Lafontaines Stellungnahme löste über den Kreis der Linkspartei hinaus eine Kontroverse aus, die jedoch rasch in eine politische Positionierung für oder gegen den Euro überging. Übersehen wurde dabei, daß in Lafontaines Analyse zwei unterschiedliche Dimensionen der EU-Krise einfließen, die verschiedene Lösungen erfordern: zum einen die Lohnpolitik und zum anderen das Problem ungleicher Produktivität in den EU-Staaten.

Verzerrter Wettbewerb

Unstrittig ist, daß die produktiveren Nordstaaten, vor allem Deutschland, in der EU in den letzten zwei Dekaden ihre Löhne trotz steigender Produktivität gesenkt, während die weniger produktiven Südstaaten ihre Löhne über die Produktivitätsraten hinaus erhöht haben. Diese Divergenz mußte zu Wettbewerbsverzerrungen zugunsten ersterer führen und ihre Exportexpansion mit dramatischen Folgen, wie Leistungsbilanzdefizite und steigende Verschuldung in den weniger produktiven Südstaaten, beflügeln. Der drohende Staatsbankrott in Griechenland, Portugal, Spanien und demnächst in Italien und Frankreich, wird daher zu Recht auch auf die absurde Lohnentwicklung in Deutschland zurückgeführt. Lafontaines Idee einer produktivitätsorientierten Lohnpolitik ist insofern schlüssig. Mit dem Lösungsvorschlag einer »Institution der Lohnkoordinierung« greift er aber zu kurz, weil eine derartige Institution im Kapitalismus nicht einfach durch einen »makroökonomischen Dialog« entstehen kann.

30-Stunden-Woche

Divergierende Lohnentwicklungen innerhalb der EU resultieren aus der unterschiedlichen Kampfkraft der nationalen Gewerkschaften. In Deutschland ist die sinkende Lohnquote der Tatsache einer Massenerwerbslosigkeit geschuldet, die faktisch sieben Millionen Menschen umfaßt, drei Millionen nach offizieller Statistik und weitere vier Millionen, die nicht aufgeführt werden, wie die in Weiterbildung stehenden und die krankgeschriebenen Erwerbslosen, oder die unfreiwillig Unterbeschäftigten. Gerade dieser für die Lohnentwicklung so wichtige Aspekt wird in der gesamten Debatte der EU-Krise und Euro-Auflösung nicht nur bei Lafontaine, sondern insgesamt, so gut wie nicht thematisiert.
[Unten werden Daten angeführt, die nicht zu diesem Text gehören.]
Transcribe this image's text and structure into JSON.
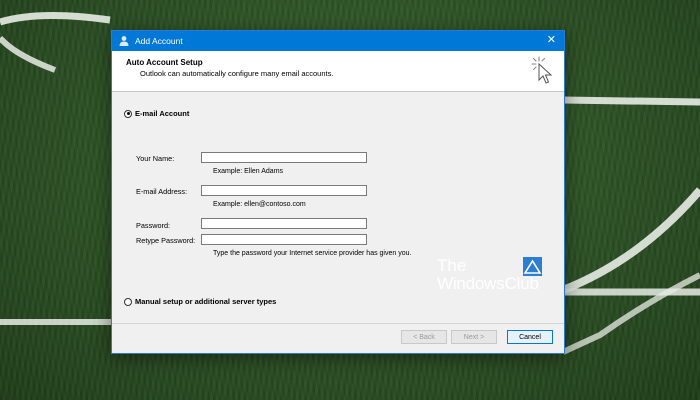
{
  "window": {
    "title": "Add Account",
    "close_glyph": "✕"
  },
  "header": {
    "title": "Auto Account Setup",
    "subtitle": "Outlook can automatically configure many email accounts.",
    "icon": "wizard-cursor-icon"
  },
  "options": {
    "email_account": {
      "label": "E-mail Account",
      "selected": true
    },
    "manual_setup": {
      "label": "Manual setup or additional server types",
      "selected": false
    }
  },
  "form": {
    "name": {
      "label": "Your Name:",
      "value": "",
      "hint": "Example: Ellen Adams"
    },
    "email": {
      "label": "E-mail Address:",
      "value": "",
      "hint": "Example: ellen@contoso.com"
    },
    "password": {
      "label": "Password:",
      "value": ""
    },
    "retype_password": {
      "label": "Retype Password:",
      "value": ""
    },
    "password_hint": "Type the password your Internet service provider has given you."
  },
  "buttons": {
    "back": {
      "label": "< Back",
      "enabled": false
    },
    "next": {
      "label": "Next >",
      "enabled": false
    },
    "cancel": {
      "label": "Cancel",
      "enabled": true
    }
  },
  "watermark": {
    "line1": "The",
    "line2": "WindowsClub"
  },
  "colors": {
    "title_bar": "#0078d7",
    "dialog_bg": "#f0f0f0",
    "logo_blue": "#2a7fd4"
  }
}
Tatsächlich kann es eine produktivitätsorientierte Lohnpolitik nur bei Vollbeschäftigung in allen EU-Staaten geben, die einer nationalen Lohndumpingpolitik mit den entsprechenden Wettbewerbsnachteilen und den daraus folgenden Ungleichgewichten einen Riegel vorschieben kann. Des Rätsels Lösung ist insofern nicht die Euro-Auflösung, sondern die Vollbeschäftigung durch die 30-Stunden-Woche für Europa.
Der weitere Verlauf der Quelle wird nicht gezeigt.